Farming in Mexico is becoming increasingly oriented toward exports, with producers selling off-season fruits and vegetables to major U.S. retailers, the study said.
Due to the volume and quality standards required, the crops are generally grown by larger operations that rely more on hired workers than the traditional small family farms, the report said.
Within Mexico, the popularity of supermarkets - which have supply chain needs similar to U.S. retailers - is also pressing farms to get bigger and more sophisticated.
Improved productivity and demand for labor have driven up wages, so Mexican laborers "may be opting to stay home rather than emigrate to work in agriculture abroad," the study said.
The share of Mexico's people employed in farming is also shrinking, Sohnen said.
Mexicans are achieving higher levels of education and earning larger incomes, she said. As the population gets wealthier, this creates new domestic job opportunities in the service sector.

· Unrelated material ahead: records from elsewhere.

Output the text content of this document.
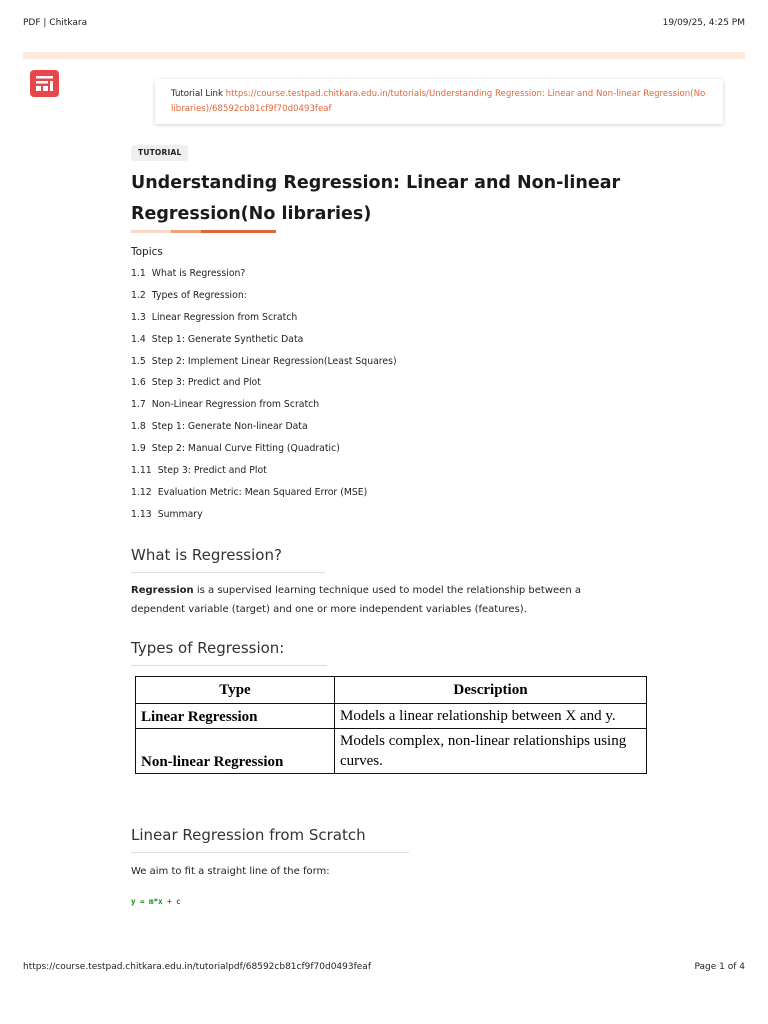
PDF | Chitkara	19/09/25, 4:25 PM
Tutorial Link https://course.testpad.chitkara.edu.in/tutorials/Understanding Regression: Linear and Non-linear Regression(No libraries)/68592cb81cf9f70d0493feaf
TUTORIAL
Understanding Regression: Linear and Non-linear Regression(No libraries)
Topics
1.1 What is Regression?
1.2 Types of Regression:
1.3 Linear Regression from Scratch
1.4 Step 1: Generate Synthetic Data
1.5 Step 2: Implement Linear Regression(Least Squares)
1.6 Step 3: Predict and Plot
1.7 Non-Linear Regression from Scratch
1.8 Step 1: Generate Non-linear Data
1.9 Step 2: Manual Curve Fitting (Quadratic)
1.11 Step 3: Predict and Plot
1.12 Evaluation Metric: Mean Squared Error (MSE)
1.13 Summary
What is Regression?
Regression is a supervised learning technique used to model the relationship between a dependent variable (target) and one or more independent variables (features).
Types of Regression:
Type	Description
Linear Regression	Models a linear relationship between X and y.
Non-linear Regression	Models complex, non-linear relationships using curves.
Linear Regression from Scratch
We aim to fit a straight line of the form:
y = m*x + c
https://course.testpad.chitkara.edu.in/tutorialpdf/68592cb81cf9f70d0493feaf	Page 1 of 4
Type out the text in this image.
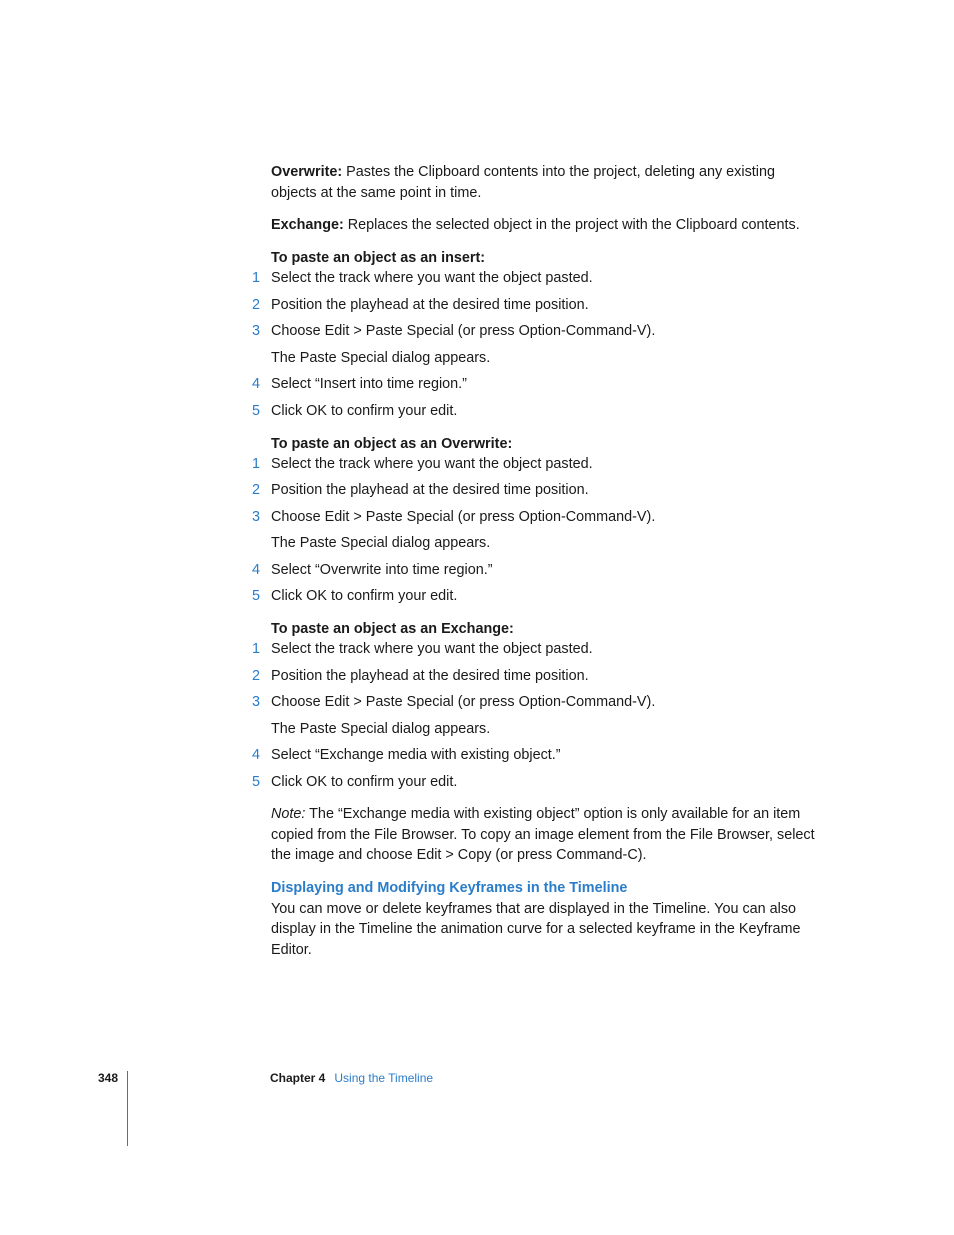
Overwrite: Pastes the Clipboard contents into the project, deleting any existing objects at the same point in time.

Exchange: Replaces the selected object in the project with the Clipboard contents.

To paste an object as an insert:

1 Select the track where you want the object pasted.
2 Position the playhead at the desired time position.
3 Choose Edit > Paste Special (or press Option-Command-V).
The Paste Special dialog appears.
4 Select “Insert into time region.”
5 Click OK to confirm your edit.

To paste an object as an Overwrite:

1 Select the track where you want the object pasted.
2 Position the playhead at the desired time position.
3 Choose Edit > Paste Special (or press Option-Command-V).
The Paste Special dialog appears.
4 Select “Overwrite into time region.”
5 Click OK to confirm your edit.

To paste an object as an Exchange:

1 Select the track where you want the object pasted.
2 Position the playhead at the desired time position.
3 Choose Edit > Paste Special (or press Option-Command-V).
The Paste Special dialog appears.
4 Select “Exchange media with existing object.”
5 Click OK to confirm your edit.

Note: The “Exchange media with existing object” option is only available for an item copied from the File Browser. To copy an image element from the File Browser, select the image and choose Edit > Copy (or press Command-C).

Displaying and Modifying Keyframes in the Timeline

You can move or delete keyframes that are displayed in the Timeline. You can also display in the Timeline the animation curve for a selected keyframe in the Keyframe Editor.

348	Chapter 4 Using the Timeline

Women are also more likely to join the workforce, which has made birth control more common and slowed the population's growth, Sohnen said.
The momentum away from farm work has been so strong that it wasn't hindered by the economic turbulence of recent years, she said. "Despite the recession and high unemployment, it didn't mean they were more likely to take ag jobs."
For U.S. agriculture, part of the solution will involve mechanization, but much of the "low hanging fruit" has already been reaped in that regard, Sohnen said.
"Reforming the H-2A guestworker program to become less onerous and more accepting of non-seasonal laborers - like those needed at dairies - will help farmers become more competitive," she said.
However, policy reforms also face limitations, Sohnen said. In the past, immigrants have often left agriculture as soon as possible for other occupations.
"Legalizing that workforce does not mean you'll have that workforce next year," she said.
Gasperini said the U.S. needs a more extensive farmworker policy overhaul because the bureaucratic hurdles of the H-2A program severely constrain its utility to U.S. farmers.
Populations in Central America are relatively small, so the U.S. will eventually have to look beyond that region to China, the Philippines and Bangladesh for workers, he said.
Such changes will inevitably create management challenges for farmers, who are accustomed to Spanish-speaking workers, Gasperini said. Language and cultural differences will likely create difficulties.
"We might embarrass or offend them unintentionally so easily, or them us," he said.